Oh, definitely. When you work on the history of medicine, by definition, you have to do it in an interdisciplinary way. And what I love to do is show people how medical issues are connected to all sorts of areas that don’t seem obviously medical at first.
An example is popular culture. We have hit TV shows about hospitals and medicine, right? Why? Because there’s so much human drama, and because it’s something everyone can relate to. Everyone knows someone whose had a medical problem, people who have had cancer or had a car accident, and I think it’s just a basic human impulse to want to figure out why people are suffering and what we can do about it.
These kinds of stories come up again and again in my historical sources as well. Medical authors will say things like, “I wrote this book because my parents died and I couldn’t save them. And so I went around collecting all these useful prescriptions, and I’m printing them here so maybe somebody else’s parents won’t have to die.”
What’s one thing you’re especially excited about right now here at U of M?
I’m really excited that I will be teaching a course in the Gender and Health major next semester, one on “Gender and Health in East Asia.” It’s a topic that I love, and I’ll be contributing to the program’s roster of globally-related courses. And I will also be teaching a course in the History Department next semester – in retrospect, I should have come up with a sexier title – but it’s called “Transcultural and International Histories of Medicine, Disease and the Body.” We’ll be looking at medicine as a force in international relations and international relations as an influence on the development of medicine.

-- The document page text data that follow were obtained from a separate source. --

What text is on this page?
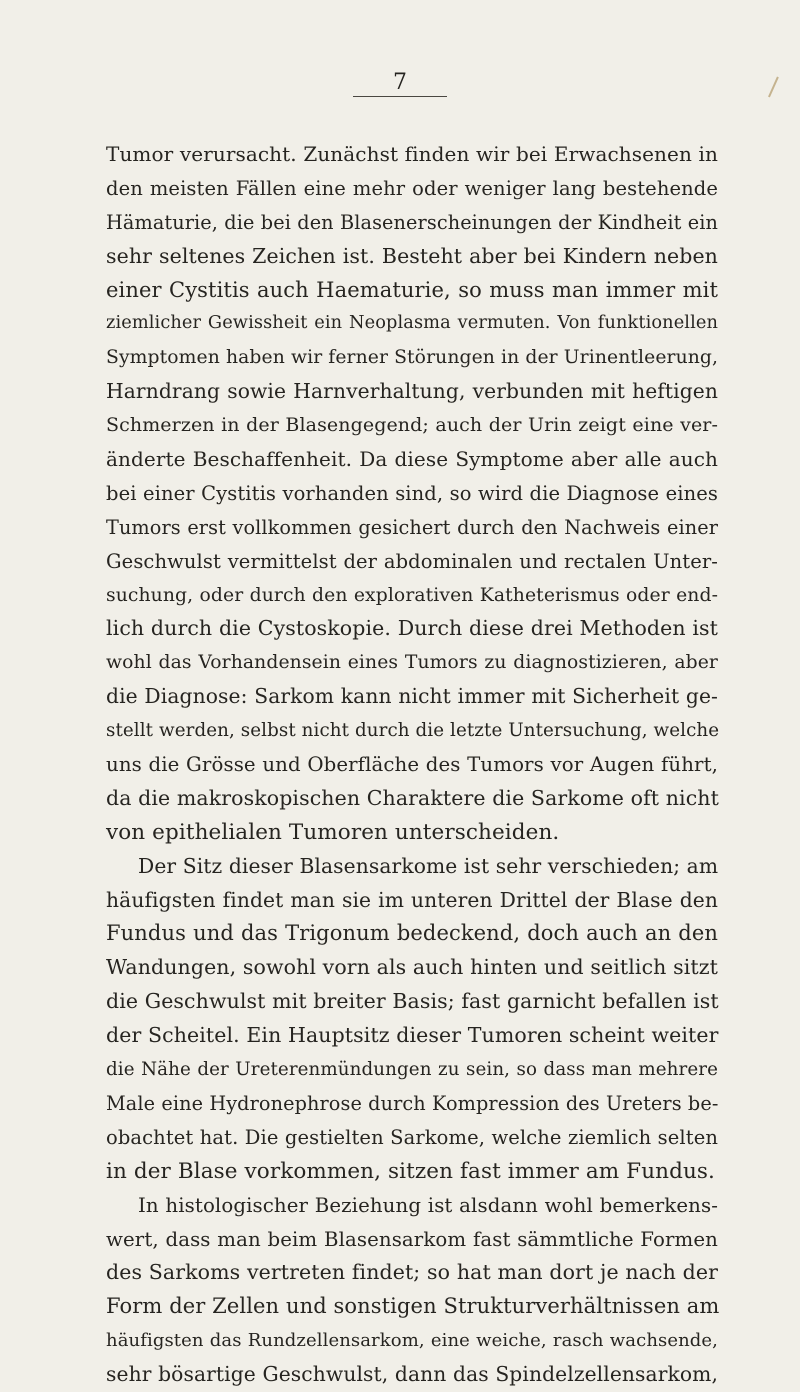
7
Tumor verursacht. Zunächst finden wir bei Erwachsenen in
den meisten Fällen eine mehr oder weniger lang bestehende
Hämaturie, die bei den Blasenerscheinungen der Kindheit ein
sehr seltenes Zeichen ist. Besteht aber bei Kindern neben
einer Cystitis auch Haematurie, so muss man immer mit
ziemlicher Gewissheit ein Neoplasma vermuten. Von funktionellen
Symptomen haben wir ferner Störungen in der Urinentleerung,
Harndrang sowie Harnverhaltung, verbunden mit heftigen
Schmerzen in der Blasengegend; auch der Urin zeigt eine ver-
änderte Beschaffenheit. Da diese Symptome aber alle auch
bei einer Cystitis vorhanden sind, so wird die Diagnose eines
Tumors erst vollkommen gesichert durch den Nachweis einer
Geschwulst vermittelst der abdominalen und rectalen Unter-
suchung, oder durch den explorativen Katheterismus oder end-
lich durch die Cystoskopie. Durch diese drei Methoden ist
wohl das Vorhandensein eines Tumors zu diagnostizieren, aber
die Diagnose: Sarkom kann nicht immer mit Sicherheit ge-
stellt werden, selbst nicht durch die letzte Untersuchung, welche
uns die Grösse und Oberfläche des Tumors vor Augen führt,
da die makroskopischen Charaktere die Sarkome oft nicht
von epithelialen Tumoren unterscheiden.
Der Sitz dieser Blasensarkome ist sehr verschieden; am
häufigsten findet man sie im unteren Drittel der Blase den
Fundus und das Trigonum bedeckend, doch auch an den
Wandungen, sowohl vorn als auch hinten und seitlich sitzt
die Geschwulst mit breiter Basis; fast garnicht befallen ist
der Scheitel. Ein Hauptsitz dieser Tumoren scheint weiter
die Nähe der Ureterenmündungen zu sein, so dass man mehrere
Male eine Hydronephrose durch Kompression des Ureters be-
obachtet hat. Die gestielten Sarkome, welche ziemlich selten
in der Blase vorkommen, sitzen fast immer am Fundus.
In histologischer Beziehung ist alsdann wohl bemerkens-
wert, dass man beim Blasensarkom fast sämmtliche Formen
des Sarkoms vertreten findet; so hat man dort je nach der
Form der Zellen und sonstigen Strukturverhältnissen am
häufigsten das Rundzellensarkom, eine weiche, rasch wachsende,
sehr bösartige Geschwulst, dann das Spindelzellensarkom,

What’s one thing you’re especially excited about right now that’s completely outside of your work here?
I haven’t been able to do much this term, but last year I started singing in a choir. We sing in residential homes and nursing homes. It’s a really great group of people. I’m excited to try to work that back into my schedule next term.
Anything else you want to mention?
I would encourage students to give the Gender and Health program a look. As far as I know, U-M is the only university to offer such a program, so it’s really very cutting-edge. It’s trying to educate people who are interested in the health professions about the different social and cultural factors that influence the way that medical decisions are made, and also to allow people who are interested in social and cultural history and anthropology to think about the way that medicine is implicated in constructions of gender. And I think that given the kinds of healthcare debates that are going on right now, it’s a really important time to be thinking analytically about the connections between gender and health.